Addressing this scenario, we introduce PBP, a post-training defense for malware classifiers that mitigates various types of backdoor embeddings without assuming any specific backdoor embedding mechanism. Our method exploits the influence of backdoor attacks on the activation distribution of neural networks, independent of the trigger-embedding method. In the presence of a backdoor attack, the activation distribution of each layer is distorted into a mixture of distributions. By regulating the statistics of the batch normalization layers, we can guide a backdoored model to perform similarly to a clean one.

Our method demonstrates substantial advantages over several state-of-the-art methods, as evidenced by experiments on two datasets, two types of backdoor methods, and various attack configurations.
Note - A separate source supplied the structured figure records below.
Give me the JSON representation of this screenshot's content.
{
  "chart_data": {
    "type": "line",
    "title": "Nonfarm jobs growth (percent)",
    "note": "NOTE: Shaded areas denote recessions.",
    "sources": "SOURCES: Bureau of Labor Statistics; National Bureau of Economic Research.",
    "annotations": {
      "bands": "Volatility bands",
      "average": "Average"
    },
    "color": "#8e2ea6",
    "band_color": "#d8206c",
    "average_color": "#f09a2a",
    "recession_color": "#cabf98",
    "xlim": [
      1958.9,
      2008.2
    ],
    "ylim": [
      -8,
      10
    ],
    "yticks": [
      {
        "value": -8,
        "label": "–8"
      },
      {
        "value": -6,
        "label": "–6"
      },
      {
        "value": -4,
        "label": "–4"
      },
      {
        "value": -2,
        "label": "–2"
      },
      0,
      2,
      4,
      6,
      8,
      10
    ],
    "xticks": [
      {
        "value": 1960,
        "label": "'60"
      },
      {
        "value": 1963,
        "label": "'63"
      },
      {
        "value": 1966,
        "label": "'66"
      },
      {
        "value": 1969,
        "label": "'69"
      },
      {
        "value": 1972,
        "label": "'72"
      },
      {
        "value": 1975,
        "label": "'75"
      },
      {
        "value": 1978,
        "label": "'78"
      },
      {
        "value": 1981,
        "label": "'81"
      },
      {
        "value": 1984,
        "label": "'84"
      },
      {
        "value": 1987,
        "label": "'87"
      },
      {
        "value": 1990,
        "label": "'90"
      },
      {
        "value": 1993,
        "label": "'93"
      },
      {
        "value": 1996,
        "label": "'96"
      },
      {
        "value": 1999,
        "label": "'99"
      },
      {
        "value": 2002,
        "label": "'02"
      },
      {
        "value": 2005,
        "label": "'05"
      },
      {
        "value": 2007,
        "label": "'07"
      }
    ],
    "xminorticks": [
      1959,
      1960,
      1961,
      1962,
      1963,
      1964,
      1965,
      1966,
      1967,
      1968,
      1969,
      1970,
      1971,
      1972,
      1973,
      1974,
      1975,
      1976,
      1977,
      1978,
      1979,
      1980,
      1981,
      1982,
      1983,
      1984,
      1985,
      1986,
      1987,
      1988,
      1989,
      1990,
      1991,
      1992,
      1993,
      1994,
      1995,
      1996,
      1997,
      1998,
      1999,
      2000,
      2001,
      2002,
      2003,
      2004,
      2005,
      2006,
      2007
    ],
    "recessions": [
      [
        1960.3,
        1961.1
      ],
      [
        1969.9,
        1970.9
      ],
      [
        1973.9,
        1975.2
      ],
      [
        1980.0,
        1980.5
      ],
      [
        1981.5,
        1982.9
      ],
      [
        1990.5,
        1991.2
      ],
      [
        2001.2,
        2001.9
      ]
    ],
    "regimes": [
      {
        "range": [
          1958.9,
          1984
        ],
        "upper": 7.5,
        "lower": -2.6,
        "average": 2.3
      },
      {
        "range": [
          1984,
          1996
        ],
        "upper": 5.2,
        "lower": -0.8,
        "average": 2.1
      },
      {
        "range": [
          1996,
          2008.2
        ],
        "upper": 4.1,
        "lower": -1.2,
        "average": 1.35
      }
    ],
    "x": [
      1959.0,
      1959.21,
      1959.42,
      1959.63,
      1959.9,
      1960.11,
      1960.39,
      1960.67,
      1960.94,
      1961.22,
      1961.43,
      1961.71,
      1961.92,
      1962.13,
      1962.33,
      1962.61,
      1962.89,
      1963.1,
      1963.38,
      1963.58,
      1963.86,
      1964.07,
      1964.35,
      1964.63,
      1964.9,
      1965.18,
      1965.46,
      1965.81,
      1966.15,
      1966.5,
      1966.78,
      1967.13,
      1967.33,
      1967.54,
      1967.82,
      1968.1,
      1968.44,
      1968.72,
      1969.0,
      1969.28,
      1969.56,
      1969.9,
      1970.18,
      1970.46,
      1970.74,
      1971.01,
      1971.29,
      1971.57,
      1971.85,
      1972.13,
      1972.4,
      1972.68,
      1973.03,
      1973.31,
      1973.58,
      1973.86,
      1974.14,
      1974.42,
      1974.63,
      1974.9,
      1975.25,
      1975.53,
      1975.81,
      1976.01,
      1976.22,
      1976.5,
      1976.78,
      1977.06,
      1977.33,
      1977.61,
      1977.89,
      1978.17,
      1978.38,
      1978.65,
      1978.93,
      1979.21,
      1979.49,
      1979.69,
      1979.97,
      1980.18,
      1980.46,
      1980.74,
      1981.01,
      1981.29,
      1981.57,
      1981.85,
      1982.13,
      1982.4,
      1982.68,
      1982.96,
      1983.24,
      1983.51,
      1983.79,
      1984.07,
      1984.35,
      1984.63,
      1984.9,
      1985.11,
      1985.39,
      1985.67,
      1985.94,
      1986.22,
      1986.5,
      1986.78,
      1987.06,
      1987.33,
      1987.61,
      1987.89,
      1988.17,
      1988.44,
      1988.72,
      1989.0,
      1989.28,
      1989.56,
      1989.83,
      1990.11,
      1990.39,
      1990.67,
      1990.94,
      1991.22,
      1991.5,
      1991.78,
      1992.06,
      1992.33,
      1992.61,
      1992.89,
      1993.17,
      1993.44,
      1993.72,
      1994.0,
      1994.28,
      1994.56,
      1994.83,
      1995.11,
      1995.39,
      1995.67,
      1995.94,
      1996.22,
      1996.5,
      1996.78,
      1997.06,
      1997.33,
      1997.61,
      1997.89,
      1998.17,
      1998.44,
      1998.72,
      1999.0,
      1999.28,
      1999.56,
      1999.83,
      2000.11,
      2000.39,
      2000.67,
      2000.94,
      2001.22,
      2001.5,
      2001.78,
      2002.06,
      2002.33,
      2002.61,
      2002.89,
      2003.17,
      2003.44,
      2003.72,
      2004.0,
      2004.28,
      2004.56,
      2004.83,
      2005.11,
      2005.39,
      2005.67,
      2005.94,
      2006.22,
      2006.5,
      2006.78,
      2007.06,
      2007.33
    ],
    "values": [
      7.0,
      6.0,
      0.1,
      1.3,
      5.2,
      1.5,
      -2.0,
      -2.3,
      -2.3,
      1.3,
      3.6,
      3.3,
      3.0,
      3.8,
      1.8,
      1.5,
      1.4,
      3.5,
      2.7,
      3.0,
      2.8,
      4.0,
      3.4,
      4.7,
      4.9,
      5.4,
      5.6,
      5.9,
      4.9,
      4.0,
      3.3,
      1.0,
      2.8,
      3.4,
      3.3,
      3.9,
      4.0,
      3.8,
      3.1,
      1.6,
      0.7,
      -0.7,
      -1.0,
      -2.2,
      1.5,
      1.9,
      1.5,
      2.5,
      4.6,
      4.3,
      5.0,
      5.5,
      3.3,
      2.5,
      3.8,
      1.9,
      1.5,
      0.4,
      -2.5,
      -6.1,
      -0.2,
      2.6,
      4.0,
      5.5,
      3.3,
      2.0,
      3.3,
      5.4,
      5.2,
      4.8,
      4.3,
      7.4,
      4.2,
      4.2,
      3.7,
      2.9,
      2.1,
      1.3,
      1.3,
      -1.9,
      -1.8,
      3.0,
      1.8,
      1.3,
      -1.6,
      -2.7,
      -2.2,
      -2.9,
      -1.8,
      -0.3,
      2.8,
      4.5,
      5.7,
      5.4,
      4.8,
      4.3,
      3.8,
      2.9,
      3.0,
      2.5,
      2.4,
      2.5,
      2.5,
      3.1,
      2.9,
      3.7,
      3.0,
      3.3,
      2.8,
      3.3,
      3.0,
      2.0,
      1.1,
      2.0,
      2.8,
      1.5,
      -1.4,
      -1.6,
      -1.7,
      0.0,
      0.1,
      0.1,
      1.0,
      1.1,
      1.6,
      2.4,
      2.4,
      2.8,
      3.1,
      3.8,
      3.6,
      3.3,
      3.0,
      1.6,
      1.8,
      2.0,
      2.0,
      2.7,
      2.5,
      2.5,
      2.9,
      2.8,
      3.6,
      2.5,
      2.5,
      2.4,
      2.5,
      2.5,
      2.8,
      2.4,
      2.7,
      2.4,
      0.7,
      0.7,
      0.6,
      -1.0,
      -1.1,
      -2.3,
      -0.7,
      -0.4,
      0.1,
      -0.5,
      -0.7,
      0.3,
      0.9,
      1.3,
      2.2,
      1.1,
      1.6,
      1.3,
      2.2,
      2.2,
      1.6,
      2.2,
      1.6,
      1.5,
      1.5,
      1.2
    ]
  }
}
Our experiments showcase that PBP can mitigate even the SOTA backdoor attacks for malware classifiers, e.g., Jigsaw Puzzle, which was previously demonstrated to be stealthy against existing backdoor defenses. Notably, our approach requires only a small portion of the training data — only 1% — to purify the backdoor and reduce the attack success rate from 100% to almost 0%, a 100-fold improvement over the baseline methods. Our code is available at https://github.com/judydnguyen/pbp-backdoor-purification-official.

 

 

BIO

Judy Nguyen headshot

Dung (Judy) Nguyen is a second-year PhD student in Computer Science at Vanderbilt University, advised by Prof. Taylor Johnson and Prof. Kevin Leach. She previously earned her B.S. in Computer Science from Hanoi University of Science and Technology (Vietnam).

Judy is passionate about building secure and trustworthy AI systems, driven by her curiosity and skepticism toward systems that lack perfect explainability. Her research explores adversarial, privacy, and ethical vulnerabilities in both centralized and decentralized ML/AI systems, with a focus on developing practical solutions to mitigate these risks. She strongly believes that AI should serve humanity by making people feel both happy and safe. Her work has been published in NeurIPS, NDSS, the Engineering Applications of Artificial Intelligence Journal, and IEEE Transaction.

Beyond research, Judy has a deep love for photography, books, and guitar, and she never says no to insightful discussions with friends and fellow academics.